La dieta a basso indice glicemico per principianti!

Nonostante sia un errore considerare esclusivamente la teoria dell’indice glicemico degli alimenti per perdere peso, capire come evitare di mangiare durante i pasti principali in modo da non creare un carico glicemico troppo elevato è sicuramente un criterio utile per due cose.

  • aumentare la sensibilità all’insulina, e di conseguenza evitarsi attacchi di fame dopo un paio d’ore dalla fine del pasto. Questo ci consente di:
    aumentare il senso di sazietà da pasti proteici e glucidici
    ridurre il rischio di sovrappeso, sonnolenza post-prandiale, gonfiore, apatia
    ridurre il rischio di insulino-resistenza e quindi anche sindrome metabolica
    mangiare automaticamente di meno
    migliorare la risposta individuale agli ormoni della fame/sazietà.
  • migliorare la flora batterica intestinale, altro fattore importante per aumentare metabolismo, difese immunitarie, dimagrimento.

Questo cosa vuol dire?
Che se sappiamo gestire il carico glicemico dei pasti possiamo migliorare la nostra salute e dimagrire più facilmente che contando solo le calorie.

Unendo le due cose: un maggiore dispendio energetico e un minore carico glicemico dei pasti si può riuscire a perdere peso senza diete assurde o affamanti.
Ok, fino adesso tutto bello e spero per voi anche chiaro.

Ma come riuscire in modo semplice a orientarsi senza stare ogni volta a consultare le tabelle dell’indice glicemico?
E come possiamo fare in modo di ridurre il carico glicemico senza rinunciare del tutto ai cibi ad alto indice glicemico?

Mangiare a basso carico glicemico significa per forza convertirsi all’integrale?

Ecco uno schema davvero semplice, in due passi, per fare una dieta a basso indice glicemico senza doversi studiare tre o quattro libri.

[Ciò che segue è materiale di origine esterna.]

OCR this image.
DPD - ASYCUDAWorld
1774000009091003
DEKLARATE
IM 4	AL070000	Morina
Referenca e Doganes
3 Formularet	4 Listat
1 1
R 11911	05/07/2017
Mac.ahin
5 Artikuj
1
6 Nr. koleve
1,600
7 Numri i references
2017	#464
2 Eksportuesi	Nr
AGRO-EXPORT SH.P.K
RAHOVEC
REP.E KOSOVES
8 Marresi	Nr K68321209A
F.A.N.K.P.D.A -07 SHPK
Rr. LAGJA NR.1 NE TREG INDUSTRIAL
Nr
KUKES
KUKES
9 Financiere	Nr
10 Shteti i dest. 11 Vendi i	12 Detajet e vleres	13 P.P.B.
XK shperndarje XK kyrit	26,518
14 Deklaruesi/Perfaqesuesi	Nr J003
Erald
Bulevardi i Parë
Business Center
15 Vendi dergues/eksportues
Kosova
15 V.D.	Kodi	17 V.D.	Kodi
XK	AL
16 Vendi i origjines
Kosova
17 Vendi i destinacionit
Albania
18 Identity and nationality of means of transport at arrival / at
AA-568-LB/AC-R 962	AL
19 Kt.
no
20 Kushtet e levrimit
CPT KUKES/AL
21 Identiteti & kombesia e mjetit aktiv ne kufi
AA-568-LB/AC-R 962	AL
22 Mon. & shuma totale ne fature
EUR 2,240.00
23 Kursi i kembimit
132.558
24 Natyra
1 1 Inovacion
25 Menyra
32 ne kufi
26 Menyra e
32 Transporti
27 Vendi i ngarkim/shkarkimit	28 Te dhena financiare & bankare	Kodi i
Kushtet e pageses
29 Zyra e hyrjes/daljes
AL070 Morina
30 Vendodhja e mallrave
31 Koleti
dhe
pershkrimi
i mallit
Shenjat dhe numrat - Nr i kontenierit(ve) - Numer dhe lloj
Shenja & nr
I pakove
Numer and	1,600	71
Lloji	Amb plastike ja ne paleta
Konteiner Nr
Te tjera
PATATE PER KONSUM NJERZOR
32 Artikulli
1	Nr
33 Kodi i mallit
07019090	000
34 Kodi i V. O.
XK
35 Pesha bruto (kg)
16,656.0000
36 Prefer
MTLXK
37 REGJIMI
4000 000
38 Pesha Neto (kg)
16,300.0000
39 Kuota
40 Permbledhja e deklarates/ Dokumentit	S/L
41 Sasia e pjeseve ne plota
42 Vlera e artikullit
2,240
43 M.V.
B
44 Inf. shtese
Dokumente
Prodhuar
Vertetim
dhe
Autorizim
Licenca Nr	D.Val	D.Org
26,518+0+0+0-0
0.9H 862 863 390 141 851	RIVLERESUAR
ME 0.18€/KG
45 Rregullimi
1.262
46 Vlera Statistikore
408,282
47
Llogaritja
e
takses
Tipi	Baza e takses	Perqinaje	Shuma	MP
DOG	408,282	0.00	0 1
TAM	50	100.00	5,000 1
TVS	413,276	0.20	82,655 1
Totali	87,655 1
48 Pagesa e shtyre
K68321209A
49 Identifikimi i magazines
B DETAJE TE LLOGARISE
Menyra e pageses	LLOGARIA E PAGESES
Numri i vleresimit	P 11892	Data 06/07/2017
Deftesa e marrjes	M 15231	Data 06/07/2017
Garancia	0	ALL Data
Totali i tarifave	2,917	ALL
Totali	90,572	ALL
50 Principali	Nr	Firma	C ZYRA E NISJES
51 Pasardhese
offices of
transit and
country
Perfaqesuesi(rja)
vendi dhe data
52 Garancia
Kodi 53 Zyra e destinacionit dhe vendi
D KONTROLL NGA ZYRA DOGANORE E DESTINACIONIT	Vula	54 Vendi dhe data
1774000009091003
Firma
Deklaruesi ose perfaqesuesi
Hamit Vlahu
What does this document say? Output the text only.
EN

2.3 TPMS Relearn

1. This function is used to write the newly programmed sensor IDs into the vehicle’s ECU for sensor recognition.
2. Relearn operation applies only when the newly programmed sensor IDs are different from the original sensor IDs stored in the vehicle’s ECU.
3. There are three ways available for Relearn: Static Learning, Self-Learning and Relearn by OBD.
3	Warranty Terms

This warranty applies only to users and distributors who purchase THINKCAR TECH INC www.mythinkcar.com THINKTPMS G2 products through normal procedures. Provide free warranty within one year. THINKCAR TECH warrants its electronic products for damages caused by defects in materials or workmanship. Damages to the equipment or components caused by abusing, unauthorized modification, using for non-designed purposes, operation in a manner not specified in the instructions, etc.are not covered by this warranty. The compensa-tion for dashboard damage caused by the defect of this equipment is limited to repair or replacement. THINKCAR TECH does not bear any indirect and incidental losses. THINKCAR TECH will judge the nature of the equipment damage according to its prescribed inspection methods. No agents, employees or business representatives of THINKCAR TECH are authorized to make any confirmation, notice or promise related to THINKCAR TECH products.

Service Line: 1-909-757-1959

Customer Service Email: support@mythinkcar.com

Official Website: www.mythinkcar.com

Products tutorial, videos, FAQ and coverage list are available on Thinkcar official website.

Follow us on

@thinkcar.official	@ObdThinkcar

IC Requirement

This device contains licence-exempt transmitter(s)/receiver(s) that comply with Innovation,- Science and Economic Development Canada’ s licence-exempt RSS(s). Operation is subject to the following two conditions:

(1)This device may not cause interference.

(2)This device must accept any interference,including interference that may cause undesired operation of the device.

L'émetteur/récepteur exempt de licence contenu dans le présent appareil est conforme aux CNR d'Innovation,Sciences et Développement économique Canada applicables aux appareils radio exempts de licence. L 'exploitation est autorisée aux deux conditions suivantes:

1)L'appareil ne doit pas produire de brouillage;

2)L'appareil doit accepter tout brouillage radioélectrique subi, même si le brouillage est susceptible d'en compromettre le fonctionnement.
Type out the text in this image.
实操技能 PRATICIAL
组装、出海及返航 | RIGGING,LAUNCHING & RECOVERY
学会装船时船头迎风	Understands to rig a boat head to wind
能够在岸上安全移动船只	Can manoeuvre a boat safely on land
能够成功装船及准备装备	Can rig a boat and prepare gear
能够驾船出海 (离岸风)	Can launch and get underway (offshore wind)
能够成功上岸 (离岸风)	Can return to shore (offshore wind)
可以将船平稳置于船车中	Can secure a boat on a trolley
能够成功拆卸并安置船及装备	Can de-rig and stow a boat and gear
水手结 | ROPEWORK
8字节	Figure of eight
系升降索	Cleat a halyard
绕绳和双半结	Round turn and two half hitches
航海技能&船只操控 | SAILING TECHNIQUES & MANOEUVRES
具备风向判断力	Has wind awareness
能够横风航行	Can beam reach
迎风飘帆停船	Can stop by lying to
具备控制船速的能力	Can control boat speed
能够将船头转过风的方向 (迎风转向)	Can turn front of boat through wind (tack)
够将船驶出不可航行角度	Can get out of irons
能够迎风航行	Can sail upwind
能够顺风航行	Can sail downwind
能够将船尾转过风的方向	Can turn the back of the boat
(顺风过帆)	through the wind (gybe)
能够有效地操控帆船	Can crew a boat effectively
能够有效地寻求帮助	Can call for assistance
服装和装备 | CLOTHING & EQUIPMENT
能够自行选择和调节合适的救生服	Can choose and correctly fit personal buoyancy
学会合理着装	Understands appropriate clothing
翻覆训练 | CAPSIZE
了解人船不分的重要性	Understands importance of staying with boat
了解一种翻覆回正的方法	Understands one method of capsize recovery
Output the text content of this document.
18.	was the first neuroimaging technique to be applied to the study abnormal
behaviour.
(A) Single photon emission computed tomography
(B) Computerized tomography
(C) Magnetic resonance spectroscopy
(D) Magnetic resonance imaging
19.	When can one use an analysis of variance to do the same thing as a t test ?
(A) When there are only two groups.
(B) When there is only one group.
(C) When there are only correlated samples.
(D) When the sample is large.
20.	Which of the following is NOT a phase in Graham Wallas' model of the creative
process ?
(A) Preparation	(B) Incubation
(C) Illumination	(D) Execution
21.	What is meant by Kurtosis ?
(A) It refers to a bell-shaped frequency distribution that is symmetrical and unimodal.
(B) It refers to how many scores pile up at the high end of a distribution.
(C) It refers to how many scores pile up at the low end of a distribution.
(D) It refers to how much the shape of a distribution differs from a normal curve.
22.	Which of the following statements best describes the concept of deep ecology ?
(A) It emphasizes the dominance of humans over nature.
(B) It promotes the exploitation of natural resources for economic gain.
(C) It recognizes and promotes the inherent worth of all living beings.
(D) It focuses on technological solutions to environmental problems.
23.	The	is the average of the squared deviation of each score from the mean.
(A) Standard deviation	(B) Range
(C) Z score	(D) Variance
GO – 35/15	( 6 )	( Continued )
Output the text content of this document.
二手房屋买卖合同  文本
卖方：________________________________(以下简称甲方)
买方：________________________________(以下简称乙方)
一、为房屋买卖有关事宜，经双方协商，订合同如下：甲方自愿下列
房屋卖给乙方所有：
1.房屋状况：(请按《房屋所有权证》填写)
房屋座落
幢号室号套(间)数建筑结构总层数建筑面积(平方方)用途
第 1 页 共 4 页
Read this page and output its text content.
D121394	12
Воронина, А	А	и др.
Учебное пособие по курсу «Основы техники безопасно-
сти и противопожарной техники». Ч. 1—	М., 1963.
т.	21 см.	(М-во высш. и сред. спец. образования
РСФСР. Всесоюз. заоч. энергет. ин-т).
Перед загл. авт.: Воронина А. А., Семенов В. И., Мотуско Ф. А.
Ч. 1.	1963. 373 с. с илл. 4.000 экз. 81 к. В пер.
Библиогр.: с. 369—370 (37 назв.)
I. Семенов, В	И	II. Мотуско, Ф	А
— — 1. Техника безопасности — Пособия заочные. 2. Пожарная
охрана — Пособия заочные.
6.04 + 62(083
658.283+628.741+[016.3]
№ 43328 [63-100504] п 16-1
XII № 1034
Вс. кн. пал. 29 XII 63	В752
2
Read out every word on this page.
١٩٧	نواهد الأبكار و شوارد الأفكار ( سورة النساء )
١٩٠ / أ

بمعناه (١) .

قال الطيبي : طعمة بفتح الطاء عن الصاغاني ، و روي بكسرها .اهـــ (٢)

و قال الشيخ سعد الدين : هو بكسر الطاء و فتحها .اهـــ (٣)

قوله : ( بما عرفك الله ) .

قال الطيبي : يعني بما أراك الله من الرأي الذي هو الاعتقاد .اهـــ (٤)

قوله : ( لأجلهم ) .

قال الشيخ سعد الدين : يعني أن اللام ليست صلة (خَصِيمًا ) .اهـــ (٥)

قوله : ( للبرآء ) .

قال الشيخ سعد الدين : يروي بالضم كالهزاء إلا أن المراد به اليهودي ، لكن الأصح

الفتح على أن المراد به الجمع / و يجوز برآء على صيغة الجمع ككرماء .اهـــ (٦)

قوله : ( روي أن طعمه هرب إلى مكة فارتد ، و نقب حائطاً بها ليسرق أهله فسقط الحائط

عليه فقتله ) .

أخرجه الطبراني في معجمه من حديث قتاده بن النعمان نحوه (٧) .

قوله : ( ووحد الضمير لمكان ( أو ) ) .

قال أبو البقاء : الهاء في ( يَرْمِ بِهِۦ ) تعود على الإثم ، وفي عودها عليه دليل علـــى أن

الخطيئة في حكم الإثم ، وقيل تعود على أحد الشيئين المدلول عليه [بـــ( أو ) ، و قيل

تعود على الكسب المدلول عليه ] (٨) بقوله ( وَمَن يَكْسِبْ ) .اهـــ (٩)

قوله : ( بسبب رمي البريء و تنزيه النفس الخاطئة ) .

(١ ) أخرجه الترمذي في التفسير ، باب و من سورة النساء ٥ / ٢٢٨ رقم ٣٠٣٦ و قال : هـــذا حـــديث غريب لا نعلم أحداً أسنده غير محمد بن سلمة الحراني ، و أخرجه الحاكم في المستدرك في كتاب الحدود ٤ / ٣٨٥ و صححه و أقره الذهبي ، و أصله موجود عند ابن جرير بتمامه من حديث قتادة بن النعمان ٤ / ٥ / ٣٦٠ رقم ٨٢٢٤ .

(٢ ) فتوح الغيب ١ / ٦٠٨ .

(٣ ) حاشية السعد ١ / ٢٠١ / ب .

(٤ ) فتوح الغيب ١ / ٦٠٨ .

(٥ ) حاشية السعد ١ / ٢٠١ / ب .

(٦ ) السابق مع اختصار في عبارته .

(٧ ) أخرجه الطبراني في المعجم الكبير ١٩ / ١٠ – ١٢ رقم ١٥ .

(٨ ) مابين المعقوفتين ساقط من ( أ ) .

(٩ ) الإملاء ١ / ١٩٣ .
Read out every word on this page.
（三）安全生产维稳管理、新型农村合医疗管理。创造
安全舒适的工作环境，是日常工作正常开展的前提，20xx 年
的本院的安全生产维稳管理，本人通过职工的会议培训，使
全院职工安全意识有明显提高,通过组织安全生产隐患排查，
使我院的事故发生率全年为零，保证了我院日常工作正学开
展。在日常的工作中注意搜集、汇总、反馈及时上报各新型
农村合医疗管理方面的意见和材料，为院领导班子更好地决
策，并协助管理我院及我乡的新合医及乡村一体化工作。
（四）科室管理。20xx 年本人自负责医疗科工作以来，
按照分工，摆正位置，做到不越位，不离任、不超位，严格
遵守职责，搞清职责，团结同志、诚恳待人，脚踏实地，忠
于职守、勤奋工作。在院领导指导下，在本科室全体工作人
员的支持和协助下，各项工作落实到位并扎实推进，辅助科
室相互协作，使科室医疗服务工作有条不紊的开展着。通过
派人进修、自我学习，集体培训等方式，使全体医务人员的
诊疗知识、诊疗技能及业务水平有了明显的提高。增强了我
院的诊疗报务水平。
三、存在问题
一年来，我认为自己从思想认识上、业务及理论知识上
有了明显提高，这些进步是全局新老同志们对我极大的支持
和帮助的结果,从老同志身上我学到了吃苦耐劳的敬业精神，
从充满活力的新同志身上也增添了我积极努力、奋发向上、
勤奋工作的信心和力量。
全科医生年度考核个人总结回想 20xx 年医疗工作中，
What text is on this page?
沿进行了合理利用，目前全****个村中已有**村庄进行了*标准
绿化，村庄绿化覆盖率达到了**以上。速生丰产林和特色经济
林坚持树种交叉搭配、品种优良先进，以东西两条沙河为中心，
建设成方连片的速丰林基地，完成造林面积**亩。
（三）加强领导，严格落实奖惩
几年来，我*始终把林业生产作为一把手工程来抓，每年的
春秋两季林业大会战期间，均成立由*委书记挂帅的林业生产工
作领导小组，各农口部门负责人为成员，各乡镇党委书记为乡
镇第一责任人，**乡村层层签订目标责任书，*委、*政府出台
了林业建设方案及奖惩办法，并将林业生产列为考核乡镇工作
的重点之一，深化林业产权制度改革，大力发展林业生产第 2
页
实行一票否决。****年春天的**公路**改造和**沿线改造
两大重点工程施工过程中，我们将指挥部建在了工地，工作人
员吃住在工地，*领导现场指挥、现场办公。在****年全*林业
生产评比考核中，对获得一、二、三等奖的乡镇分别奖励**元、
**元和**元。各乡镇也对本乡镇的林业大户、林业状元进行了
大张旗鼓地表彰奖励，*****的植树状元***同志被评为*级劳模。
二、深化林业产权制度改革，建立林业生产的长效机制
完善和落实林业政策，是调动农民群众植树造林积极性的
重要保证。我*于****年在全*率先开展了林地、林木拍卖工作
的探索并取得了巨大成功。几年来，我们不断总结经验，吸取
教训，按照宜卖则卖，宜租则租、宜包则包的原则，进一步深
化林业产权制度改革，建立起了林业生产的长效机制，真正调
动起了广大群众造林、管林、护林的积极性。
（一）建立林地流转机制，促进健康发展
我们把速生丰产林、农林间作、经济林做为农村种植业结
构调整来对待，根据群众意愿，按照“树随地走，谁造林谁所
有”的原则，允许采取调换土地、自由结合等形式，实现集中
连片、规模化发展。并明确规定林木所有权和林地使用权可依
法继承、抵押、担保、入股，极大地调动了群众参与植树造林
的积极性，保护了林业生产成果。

Innanzitutto, definiamo il concetto di porzione.
Consideriamo una porzione da 100 grammi di alimento glucidico per aver un paragone: dunque quando parlo di una porzione intendo 100 grammi di pasta, riso o cereali o prodotti da forno, ma anche 100 grammi di frutta o di verdura, e definiamo in termini di porzioni gli alimenti secondo il loro indice glicemico.
Il peso si intende da secco o da crudo.

DIETA A BASSO INDICE GLICEMICO PER IL PASTO GLUCIDICO

Carboidrati complessi: 
– TIPO A: fino a mezza porzione (50 gr) di riso bianco, pasta bianca, pane bianco, gallette di riso, crackers, prodotti da forno da farine raffinate, fino a 60 gr di gnocchi e 100 gr di pasta ripiena (ravioli, tortellini). 
– TIPO B: fino a 2/3 di porzione (circa 80 gr) di cereali integrali di ogni tipo o pasta integrale o legumi (o un mix: mezza dell’uno e mezza dell’altro), una porzione e mezza di patate bollite con la buccia, 2/3 di porzione di polenta, 2/3 di porzione di pseudocereali (quinoa, amaranto, grano saraceno), una porzione di pane integrale, due porzioni e mezzo di patate dolci.

Verdure: 
– TIPO A: fino a tre porzioni di verdura (a parte carote), special modo a foglia verde, ma anche zucchine, asparagi, carciofi, germogli di soia, funghi, oppure un mix
– TIPO B: fino a una porzione e mezzo di verdura

Frutta:
TIPO A: fino a una porzione di frutta, del tipo: agrumi o frutti rossi
TIPO B: fino a mezza porzione di frutta di qualsiasi tipo

Grassi: un cucchiaio di olio o burro al massimo.

Aggiunte:
solo per gli alimenti A:
un alimento proteico a scelta tra:
50 gr di prosciutto, un uovo grande, 50 gr di formaggio magro, 20/30 gr di grana o 100 gr legumi da lessi.
Dunque ogni volta che mangiamo gli alimenti di tipo A è meglio abbinarli alle proteine.